Dicha visibilidad, puesta en escena por cuerpos reunidos en marchas, plantones, acciones performáticas y procesos de contracultura, se propone como un acto de resistencia que convoca a ganar un espacio legítimo en el mundo y ejercer desde las autonomías un poder de transformación que consiga el disfrute de la vida buena para las personas LGBTI. Allí, la visibilización es un acto político para marcar el territorio y construir desde los cuerpos en escena una memoria viva de los procesos sociales. En dicho proceso, de apropiarse de lo público, los cuerpos estigmatizados exigen impugnar las normas de esclavitud y proponen nuevas formas de legitimidad política, dada por un valor de lo público como escenario de realización diversa.
Esta forma de activismo “visible” ha venido consolidando en los últimos años nuevas subjetividades y formas de construir y deconstruir los sujetos, donde los cuerpos y los afectos actúan como canalizadores de alianzas y acuerdos políticos. El sentido simbólico asume un papel central para oponerse a decisiones judiciales y políticas, el grito afirmativo se expresa contra la criminalización y el acto irreverente se ritualiza para llamar la atención de la naturalización de los discursos de odio y el pánico moral, demandas que este proceso ha logrado poner en la esfera pública.
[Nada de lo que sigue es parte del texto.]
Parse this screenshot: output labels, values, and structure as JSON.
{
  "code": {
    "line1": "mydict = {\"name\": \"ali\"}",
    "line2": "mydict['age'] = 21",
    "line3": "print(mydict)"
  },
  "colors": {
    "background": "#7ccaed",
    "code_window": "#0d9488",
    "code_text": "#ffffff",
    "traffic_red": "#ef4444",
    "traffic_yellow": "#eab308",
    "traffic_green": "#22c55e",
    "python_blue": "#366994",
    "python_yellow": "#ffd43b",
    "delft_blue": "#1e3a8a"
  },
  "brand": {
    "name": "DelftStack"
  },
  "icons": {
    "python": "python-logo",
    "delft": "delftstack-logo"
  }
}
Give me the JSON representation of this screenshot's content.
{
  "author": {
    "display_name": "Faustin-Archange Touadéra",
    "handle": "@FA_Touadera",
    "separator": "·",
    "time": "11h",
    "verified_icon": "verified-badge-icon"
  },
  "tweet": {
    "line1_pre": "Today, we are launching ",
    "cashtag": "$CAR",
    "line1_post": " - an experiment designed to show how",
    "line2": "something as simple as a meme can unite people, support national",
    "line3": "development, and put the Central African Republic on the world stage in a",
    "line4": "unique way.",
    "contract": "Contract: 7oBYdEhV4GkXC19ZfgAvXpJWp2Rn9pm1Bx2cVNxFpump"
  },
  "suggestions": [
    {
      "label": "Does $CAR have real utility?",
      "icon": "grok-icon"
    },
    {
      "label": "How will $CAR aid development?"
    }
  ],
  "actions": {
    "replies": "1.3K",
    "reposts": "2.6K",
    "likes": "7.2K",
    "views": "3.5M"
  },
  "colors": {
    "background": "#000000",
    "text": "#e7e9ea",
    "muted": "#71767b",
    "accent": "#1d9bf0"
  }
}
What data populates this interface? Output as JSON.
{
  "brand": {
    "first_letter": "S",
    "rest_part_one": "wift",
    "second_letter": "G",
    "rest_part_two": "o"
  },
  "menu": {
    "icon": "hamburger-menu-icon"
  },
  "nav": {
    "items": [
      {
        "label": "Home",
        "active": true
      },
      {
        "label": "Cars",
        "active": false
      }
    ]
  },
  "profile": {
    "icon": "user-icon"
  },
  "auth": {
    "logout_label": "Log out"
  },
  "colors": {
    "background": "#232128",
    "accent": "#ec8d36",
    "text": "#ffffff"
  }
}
Sin embargo, como lo señala Butler, el poder del discurso anti derechos, en los últimos años en regiones como la nuestra, ha buscado minar estos espacios legítimos de activismo y creatividad, y lo que en otrora eran lugares de resistencia, vienen siendo asumidos por sectores conservadores para dotarlos de violencia, real, percibida y simbólica, y por prácticas restrictivas de parte del control policial del Estado bajo falsos sofismas de seguridad y protección del bien común. Esta situación hace que lo público transforme su sentido de lugar de resistencia, de invención y de fuga transitoria a una experiencia de frustración, represión, pérdidas y reapropiación conservadora que debe ser exorcizada.
Cumplimos ya un año de aislamiento a causa de la pandemia, conmemorando estas fechas en el confinamiento, pero también afianzando esta visibilidad en las plataformas sociales y allí hay otra oportunidad propicia para analizar cómo estos espacios, conquistados por nuestras luchas, hoy piden ser examinados desde la óptica de lugares susceptibles de desigualdad y opresión que debemos reinventar y consolidar como canales de presencia política en el marco de la autonomía, el reconocimiento de los deseos y el respeto a la diversidad, con condiciones de cuidado y bienestar para quien se pone en escena.
La calle y la plataforma como lugares de activismo demandan hoy, más que nunca, apuestas por la visibilidad que convoque a luchas pacificas para transformar estructuras opresoras y no solo satisfacer el propósito de conquistar nuevas conciencias aliadas; no solo demandar la respuesta inmediata a una situación concreta de opresión por parte del Estado, sino a promover un proyecto de transformación social y política que garanticen la equidad y la justicia social y, sobre todo, que desde la reinvención y la creatividad convoque a todas las personas a salir a las calles o aparecer en las redes sociales como una acto político, desde el potencial performático de los cuerpos, con la convicción de que la vida de cada una interpreta la otra para juntas deconstruir y construir horizontes de felicidad, y eso es un gran motivo para la visibilidad.